Op een van de bedden ligt een baby, eromheen bewegen drie vrouwen. De moeder van het kind, een tante en de grootmoeder. Samen met beide andere vrouwen kwam de moeder die ochtend met de baby aanzetten. Caparrós spreekt met haar. Zij neemt het wicht op haar arm. Het broodmagere kind huilt in zijn slaap. ‘Een paar dagen eerder kreeg het diarree’, zo vertelt de moeder. ‘Die was verschrikkelijk. Het wilde maar niet ophouden.’ Ze bracht haar kind naar de maraboet, de wijze man van het islamitische dorp, half heilige, half dokter. De maraboet gaf haar smeerseltjes en bladeren om een aftreksel van te maken. Het hielp niet. De diarree stroomde door.
’s Middags komt Caparrós terug op de zaal. De lange tocht die de vrouwen aflegden van het dorp naar het ziekenhuis blijkt tevergeefs geweest. ‘Ik brak toen ik zag (…) hoe de tante het jongetje op de rug van de moeder legde, zoals kinderen in Afrika op de rug van de moeders liggen, met gespreide armpjes en beentjes, de borst van het kind tegen de rug van de moeder, het gezicht naar één kant gekeerd, en zijn moeder bond hem vast met een doek, zoals de kinderen in Afrika worden vastgebonden aan hun moeders lichaam. Het jongetje bleef op zijn plaats, klaar om naar huis te gaan, net als altijd, dood.’
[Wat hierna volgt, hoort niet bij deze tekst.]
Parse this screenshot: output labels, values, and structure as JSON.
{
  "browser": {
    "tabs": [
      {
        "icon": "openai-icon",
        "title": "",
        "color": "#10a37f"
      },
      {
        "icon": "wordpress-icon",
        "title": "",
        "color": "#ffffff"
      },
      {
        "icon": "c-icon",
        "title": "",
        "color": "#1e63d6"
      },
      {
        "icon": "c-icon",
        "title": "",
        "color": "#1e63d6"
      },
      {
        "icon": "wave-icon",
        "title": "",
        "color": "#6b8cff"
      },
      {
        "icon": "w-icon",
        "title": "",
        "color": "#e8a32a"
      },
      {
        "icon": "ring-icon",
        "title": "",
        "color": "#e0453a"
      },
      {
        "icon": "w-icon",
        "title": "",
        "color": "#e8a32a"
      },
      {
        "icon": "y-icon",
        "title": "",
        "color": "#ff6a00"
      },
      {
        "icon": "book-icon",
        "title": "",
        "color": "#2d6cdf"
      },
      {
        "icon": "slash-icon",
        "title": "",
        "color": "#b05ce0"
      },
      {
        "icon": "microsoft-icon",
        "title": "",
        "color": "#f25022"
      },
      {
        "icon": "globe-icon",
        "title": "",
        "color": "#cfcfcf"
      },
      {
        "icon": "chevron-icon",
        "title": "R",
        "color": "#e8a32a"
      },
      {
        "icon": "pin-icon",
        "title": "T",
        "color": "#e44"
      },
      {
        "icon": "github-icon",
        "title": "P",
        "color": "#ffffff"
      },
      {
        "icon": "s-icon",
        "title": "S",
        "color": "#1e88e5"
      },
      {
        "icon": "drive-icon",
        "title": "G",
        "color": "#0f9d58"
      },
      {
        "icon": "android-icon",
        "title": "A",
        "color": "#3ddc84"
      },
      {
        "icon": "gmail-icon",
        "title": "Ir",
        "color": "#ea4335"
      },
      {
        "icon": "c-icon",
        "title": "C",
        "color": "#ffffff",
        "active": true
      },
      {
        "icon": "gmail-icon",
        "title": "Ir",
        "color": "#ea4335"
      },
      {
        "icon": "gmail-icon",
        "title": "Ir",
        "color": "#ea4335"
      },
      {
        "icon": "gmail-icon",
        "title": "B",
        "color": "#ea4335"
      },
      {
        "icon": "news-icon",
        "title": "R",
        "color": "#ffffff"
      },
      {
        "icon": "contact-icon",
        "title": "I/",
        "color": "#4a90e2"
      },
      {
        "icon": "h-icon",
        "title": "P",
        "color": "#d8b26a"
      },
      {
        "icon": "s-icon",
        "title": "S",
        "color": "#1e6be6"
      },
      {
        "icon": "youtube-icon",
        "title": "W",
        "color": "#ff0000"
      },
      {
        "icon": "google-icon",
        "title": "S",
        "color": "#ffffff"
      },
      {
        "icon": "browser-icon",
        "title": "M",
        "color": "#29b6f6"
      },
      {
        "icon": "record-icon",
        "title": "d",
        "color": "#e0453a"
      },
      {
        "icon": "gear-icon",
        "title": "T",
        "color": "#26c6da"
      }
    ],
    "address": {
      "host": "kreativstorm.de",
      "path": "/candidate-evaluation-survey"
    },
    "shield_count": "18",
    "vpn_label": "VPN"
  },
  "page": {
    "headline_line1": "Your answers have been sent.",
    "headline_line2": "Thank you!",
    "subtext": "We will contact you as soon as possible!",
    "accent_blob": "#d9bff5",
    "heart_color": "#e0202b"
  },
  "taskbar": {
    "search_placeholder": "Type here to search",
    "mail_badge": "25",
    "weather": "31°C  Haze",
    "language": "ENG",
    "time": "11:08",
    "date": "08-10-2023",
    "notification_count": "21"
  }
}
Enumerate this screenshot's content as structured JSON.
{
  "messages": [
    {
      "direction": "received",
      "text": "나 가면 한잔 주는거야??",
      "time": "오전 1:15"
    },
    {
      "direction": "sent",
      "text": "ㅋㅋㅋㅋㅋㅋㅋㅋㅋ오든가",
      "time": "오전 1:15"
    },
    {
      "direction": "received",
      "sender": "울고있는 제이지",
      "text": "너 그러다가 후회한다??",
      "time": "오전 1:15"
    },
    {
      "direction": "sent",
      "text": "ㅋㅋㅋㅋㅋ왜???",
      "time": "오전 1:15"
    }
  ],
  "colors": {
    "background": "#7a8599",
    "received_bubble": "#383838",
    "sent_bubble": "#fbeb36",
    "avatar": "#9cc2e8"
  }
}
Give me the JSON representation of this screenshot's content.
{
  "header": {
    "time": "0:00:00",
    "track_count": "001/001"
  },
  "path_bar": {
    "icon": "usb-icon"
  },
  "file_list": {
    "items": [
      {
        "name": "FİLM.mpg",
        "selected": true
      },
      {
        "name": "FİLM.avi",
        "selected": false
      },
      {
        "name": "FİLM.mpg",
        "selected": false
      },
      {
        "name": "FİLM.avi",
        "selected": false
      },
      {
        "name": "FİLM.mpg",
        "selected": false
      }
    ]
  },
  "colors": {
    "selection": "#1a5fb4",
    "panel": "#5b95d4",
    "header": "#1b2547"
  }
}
En dit zijn dan de koele cijfers, aangeleverd door de Voedsel- en Landbouworganisatie (FAO) van de Verenigde Naties. De meeste hongerigen, aldus de FAO, leven in Azië. Dat is ongeveer tweederde van het wereldwijde aantal. In Afrika woont het hoogste percentage hongerigen, dat is ongeveer een kwart van de Afrikaanse bevolking. In 2015 veroorzaakte honger de dood van naar schatting 3,1 miljoen kinderen. Ongeveer 795 miljoen mensen ter wereld eten niet genoeg om een gezond en actief leven te leiden. Dat is ongeveer één op de negen mensen op aarde. In 1990 was dat nog één op de vijf. En volgens de FAO zakt zowel het aantal als het percentage mensen met honger. Maar, zo stelt de organisatie, in een wereld van overvloed zijn 795 miljoen hongerige mensen er 795 miljoen te veel.
Vergeleken met andere mondiale problemen, van klimaat tot terrorisme, is er voor honger maar weinig belangstelling. Want anders dan door klimaat of terrorisme worden wij maar amper door honger geraakt. Honger is per definitie een probleem van mensen die wij niet kennen en ook nooit zullen kennen. Hongerigen vluchten niet, want daar hebben ze domweg de middelen niet voor. Hongerigen komen niet in opstand en plegen geen aanslagen. Al was het maar omdat de meeste hongerigen op het platteland van Azië en Afrika wonen, waar maar weinig aanslagen te plegen zijn.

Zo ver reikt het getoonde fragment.